DuplicateContentPreventionMiddleware.php in CDN 8.3
Namespace
Drupal\cdn\StackMiddlewareFile
src/StackMiddleware/DuplicateContentPreventionMiddleware.phpView source
<?php
declare (strict_types=1);
namespace Drupal\cdn\StackMiddleware;
use Drupal\Component\Assertion\Inspector;
use Drupal\Core\Url;
use Symfony\Component\HttpFoundation\RedirectResponse;
use Symfony\Component\HttpFoundation\Request;
use Symfony\Component\HttpFoundation\RequestStack;
use Symfony\Component\HttpKernel\HttpKernelInterface;
/**
* Redirects CDN user agents' requests for HTML to the canonical location.
*
* Prevents the CDN from returning content (HTML pages). We only want the CDN to
* serve files like images, CSS, JavaScript, et cetera. Without this, it will
* return anything.
*
* This prevents that infamous "duplicate content" SEO problem by redirecting
* when appropriate.
*
* Of course, the web servers will only execute Drupal for URLs
* that don't have a file on disk. So this code is only executed for actual
* responses Drupal needs to send … but also for generated files, such as
* image styles.
* So, this code assumes that URLs without file extensions (or HTML-like file
* extensions) is for HTML responses. Anything else is assumed to be for
* generated files, such as image styles.
*
* However, a consequence of this is that if your site is behind a reverse proxy
* (such as Varnish) that indiscriminately caches responses for anonymous users,
* that your reverse proxy will end up serving responses intended only for CDN
* user agents to non-CDN user agents. Consequently, your end users will be
* stuck in an endless redirect loop.
*
* Ideally, the CDN module would cause Drupal 8 to send a 'Vary: User-Agent'
* response header for every response. But since that means caching thousands of
* variations, it implies it would be effectively disabling caching in the
* reverse proxy, which is undesirable. There we have to choose between two
* strategies:
* 1. Duplicate the logic of this class for the reverse proxy.
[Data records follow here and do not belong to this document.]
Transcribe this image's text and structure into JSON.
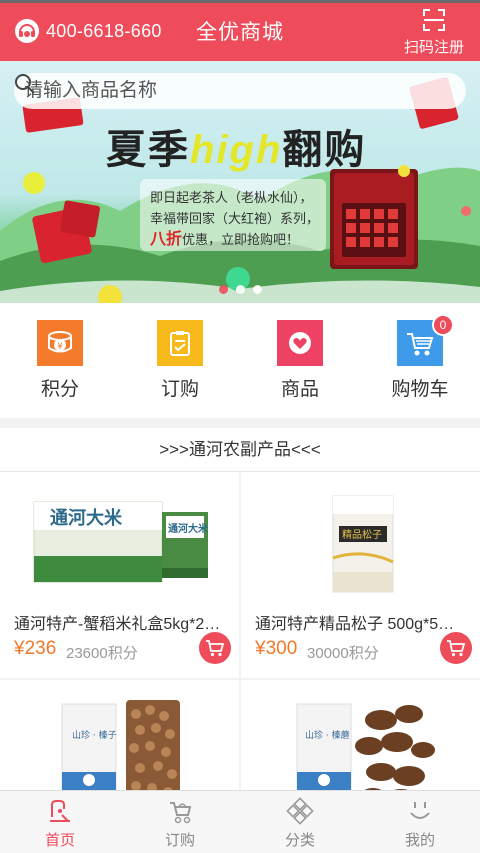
{
  "header": {
    "hotline": "400-6618-660",
    "title": "全优商城",
    "scan_label": "扫码注册"
  },
  "search": {
    "placeholder": "请输入商品名称"
  },
  "banner": {
    "title_part1": "夏季",
    "title_highlight": "high",
    "title_part2": "翻购",
    "line1": "即日起老茶人（老枞水仙），",
    "line2": "幸福带回家（大红袍）系列，",
    "discount": "八折",
    "line3_rest": "优惠，立即抢购吧！",
    "slide_count": 3,
    "active_slide": 1
  },
  "quicknav": [
    {
      "label": "积分",
      "icon": "points-coin-icon",
      "color": "#f47b2c"
    },
    {
      "label": "订购",
      "icon": "order-clipboard-icon",
      "color": "#f8b91a"
    },
    {
      "label": "商品",
      "icon": "product-heart-icon",
      "color": "#ee4264"
    },
    {
      "label": "购物车",
      "icon": "shopping-cart-icon",
      "color": "#3d9be9",
      "badge": "0"
    }
  ],
  "section": {
    "title": ">>>通河农副产品<<<"
  },
  "products": [
    {
      "name": "通河特产-蟹稻米礼盒5kg*2…",
      "price": "¥236",
      "points": "23600积分",
      "image": "rice-gift-box"
    },
    {
      "name": "通河特产精品松子 500g*5…",
      "price": "¥300",
      "points": "30000积分",
      "image": "pine-nut-box"
    },
    {
      "name": "",
      "price": "",
      "points": "",
      "image": "hazelnut-pack"
    },
    {
      "name": "",
      "price": "",
      "points": "",
      "image": "mushroom-pack"
    }
  ],
  "tabbar": [
    {
      "label": "首页",
      "icon": "home-icon",
      "active": true
    },
    {
      "label": "订购",
      "icon": "stroller-cart-icon",
      "active": false
    },
    {
      "label": "分类",
      "icon": "category-diamond-icon",
      "active": false
    },
    {
      "label": "我的",
      "icon": "smile-face-icon",
      "active": false
    }
  ],
  "colors": {
    "brand": "#ee4b5b",
    "price": "#f07a2a"
  }
}
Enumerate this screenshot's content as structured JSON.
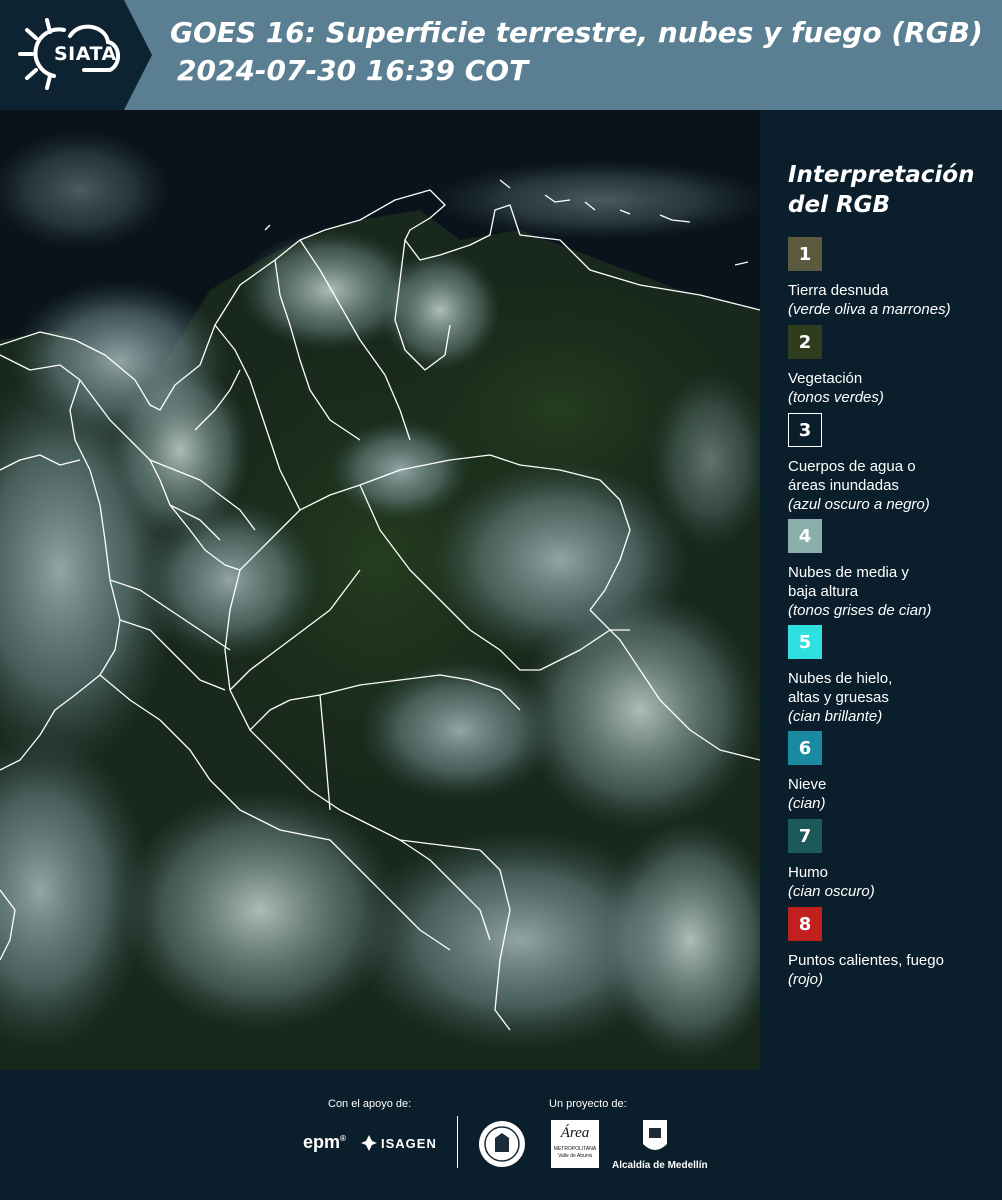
{
  "header": {
    "logo_text": "SIATA",
    "title_line1": "GOES 16: Superficie terrestre, nubes y fuego (RGB)",
    "title_line2": "2024-07-30 16:39 COT"
  },
  "legend": {
    "title_line1": "Interpretación",
    "title_line2": "del RGB",
    "items": [
      {
        "num": "1",
        "color": "#5c5a3e",
        "lines": [
          "Tierra desnuda"
        ],
        "sub": "(verde oliva a marrones)"
      },
      {
        "num": "2",
        "color": "#2e3d1e",
        "lines": [
          "Vegetación"
        ],
        "sub": "(tonos verdes)"
      },
      {
        "num": "3",
        "color": "#0b1e2b",
        "lines": [
          "Cuerpos de agua o",
          "áreas inundadas"
        ],
        "sub": "(azul oscuro a negro)"
      },
      {
        "num": "4",
        "color": "#8aaeaa",
        "lines": [
          "Nubes de media y",
          "baja altura"
        ],
        "sub": "(tonos grises de cian)"
      },
      {
        "num": "5",
        "color": "#2ee0df",
        "lines": [
          "Nubes de hielo,",
          "altas y gruesas"
        ],
        "sub": "(cian brillante)"
      },
      {
        "num": "6",
        "color": "#1a8aa0",
        "lines": [
          "Nieve"
        ],
        "sub": "(cian)"
      },
      {
        "num": "7",
        "color": "#1c5a5a",
        "lines": [
          "Humo"
        ],
        "sub": "(cian oscuro)"
      },
      {
        "num": "8",
        "color": "#c0201e",
        "lines": [
          "Puntos calientes, fuego"
        ],
        "sub": "(rojo)"
      }
    ]
  },
  "footer": {
    "support_label": "Con el apoyo de:",
    "project_label": "Un proyecto de:",
    "epm": "epm",
    "isagen": "ISAGEN",
    "area_line1": "Área",
    "area_line2": "METROPOLITANA",
    "area_line3": "Valle de Aburrá",
    "alcaldia": "Alcaldía de Medellín"
  }
}
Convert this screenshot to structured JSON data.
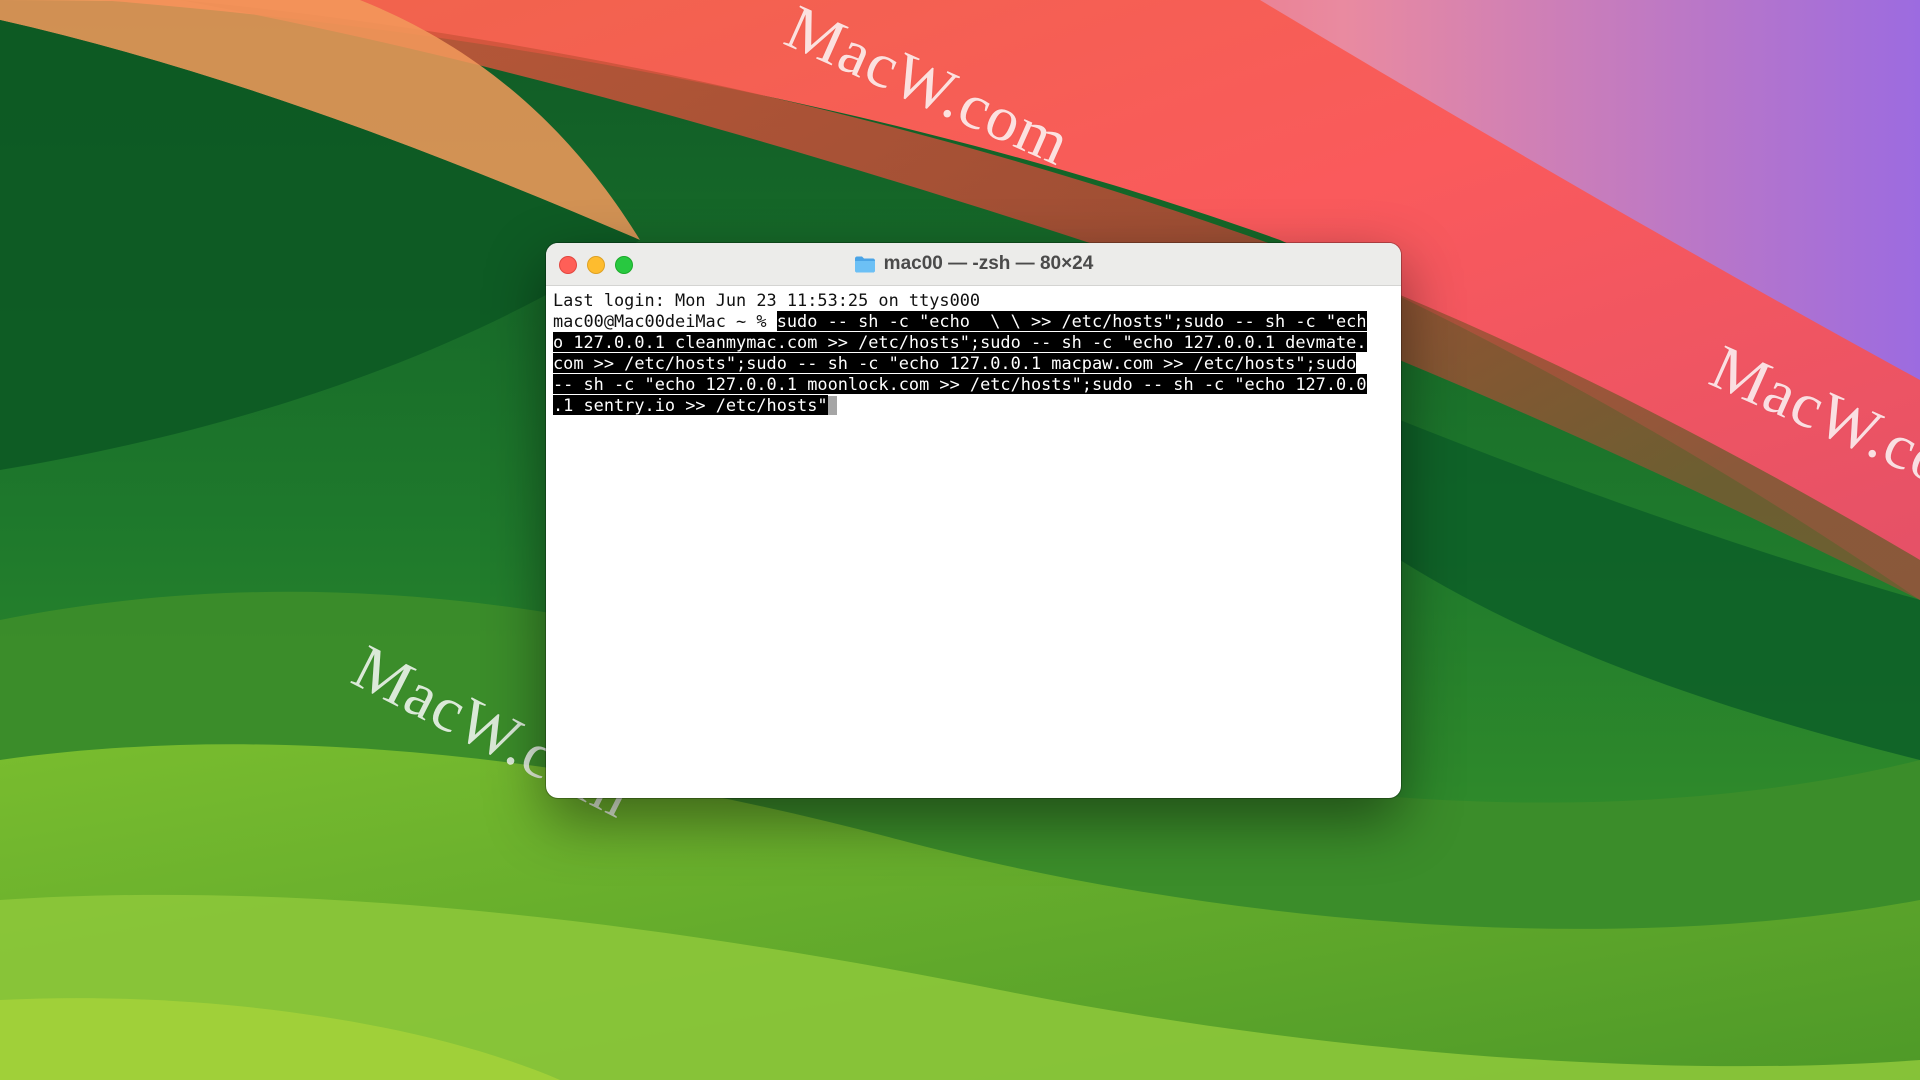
{
  "desktop": {
    "watermarks": [
      "MacW.com",
      "MacW.com",
      "MacW.com"
    ]
  },
  "window": {
    "title": "mac00 — -zsh — 80×24",
    "folder_icon": "folder-icon"
  },
  "terminal": {
    "login_line": "Last login: Mon Jun 23 11:53:25 on ttys000",
    "prompt": "mac00@Mac00deiMac ~ % ",
    "command_lines": [
      "sudo -- sh -c \"echo  \\ \\ >> /etc/hosts\";sudo -- sh -c \"ech",
      "o 127.0.0.1 cleanmymac.com >> /etc/hosts\";sudo -- sh -c \"echo 127.0.0.1 devmate.",
      "com >> /etc/hosts\";sudo -- sh -c \"echo 127.0.0.1 macpaw.com >> /etc/hosts\";sudo",
      "-- sh -c \"echo 127.0.0.1 moonlock.com >> /etc/hosts\";sudo -- sh -c \"echo 127.0.0",
      ".1 sentry.io >> /etc/hosts\""
    ]
  },
  "colors": {
    "close": "#ff5f57",
    "minimize": "#febc2e",
    "zoom": "#28c840",
    "selection": "#000000"
  }
}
* 2. Ensure that responses to requests made by the CDN user agent are cached
* *separately* by the reverse proxy. This effectively implements a very
* limited 'Vary: User-Agent'. (In other words: let your reverse proxy
* normalize the 'User-Agent' header into two categories: CDN user agent and
* everything else. Then use this normalized value as a key for looking up
* cached responses.)
*
* You may wonder why this doesn't impact Drupal's built-in Page Cache. Well,
* this middleware runs *before* the Page Cache. So it's effectively identical
* to strategy 1.
*
* @see https://www.drupal.org/node/2678374#comment-11278435
* @see https://www.varnish-cache.org/docs/3.0/tutorial/vary.html#pitfall-vary-user-agent
*/
class DuplicateContentPreventionMiddleware implements HttpKernelInterface {
/**
* The decorated kernel.
*
* @var \Symfony\Component\HttpKernel\HttpKernelInterface
*/
protected $httpKernel;
/**
* The request stack.
*
* @var \Symfony\Component\HttpFoundation\RequestStack
*/
protected $requestStack;
/**
* The file extensions for which this middleware will act.
*
* Hardcoded to avoid costly I/O.
*
* @var string[]
*/
protected $forbiddenExtensions = [
'',
'html',
'htm',
'php',
];
/**
* The CDN user agents.
*
* Hardcoded to avoid costly I/O.
*
* @var string[]
* @note To add more CDN user agents, file a feature request at https://www.drupal.org/node/add/project-issue/cdn
*/
protected $cdnUserAgents = [
'amazon cloudfront',
'akamai',
];
/**
* The request headers only set by CDN user agents.
*
* Hardcoded to avoid costly I/O.
*
* @var string[]
* @note To add more CDN-only request headers, file a feature request at https://www.drupal.org/node/add/project-issue/cdn
*/
protected $cdnOnlyRequestHeaders = [
'CF-RAY',
];
/**
* Constructs a DuplicateContentPreventionMiddleware object.
*
* @param \Symfony\Component\HttpKernel\HttpKernelInterface $http_kernel
* The decorated kernel.
* @param \Symfony\Component\HttpFoundation\RequestStack $request_stack
* The request stack.
*/
public function __construct(HttpKernelInterface $http_kernel, RequestStack $request_stack) {
$this->httpKernel = $http_kernel;
$this->requestStack = $request_stack;
}
/**
* {@inheritdoc}
*/
public function handle(Request $request, $type = self::MASTER_REQUEST, $catch = TRUE) {
$redirect_url = $this
->getRedirectUrl($request);
if ($redirect_url) {
return new RedirectResponse($redirect_url, 301, [
// @see http://googlewebmastercentral.blogspot.com/2011/06/supporting-relcanonical-http-headers.html
'Link' => '<' . $redirect_url . '>; rel="canonical"',
// Informative header to simplify debugging.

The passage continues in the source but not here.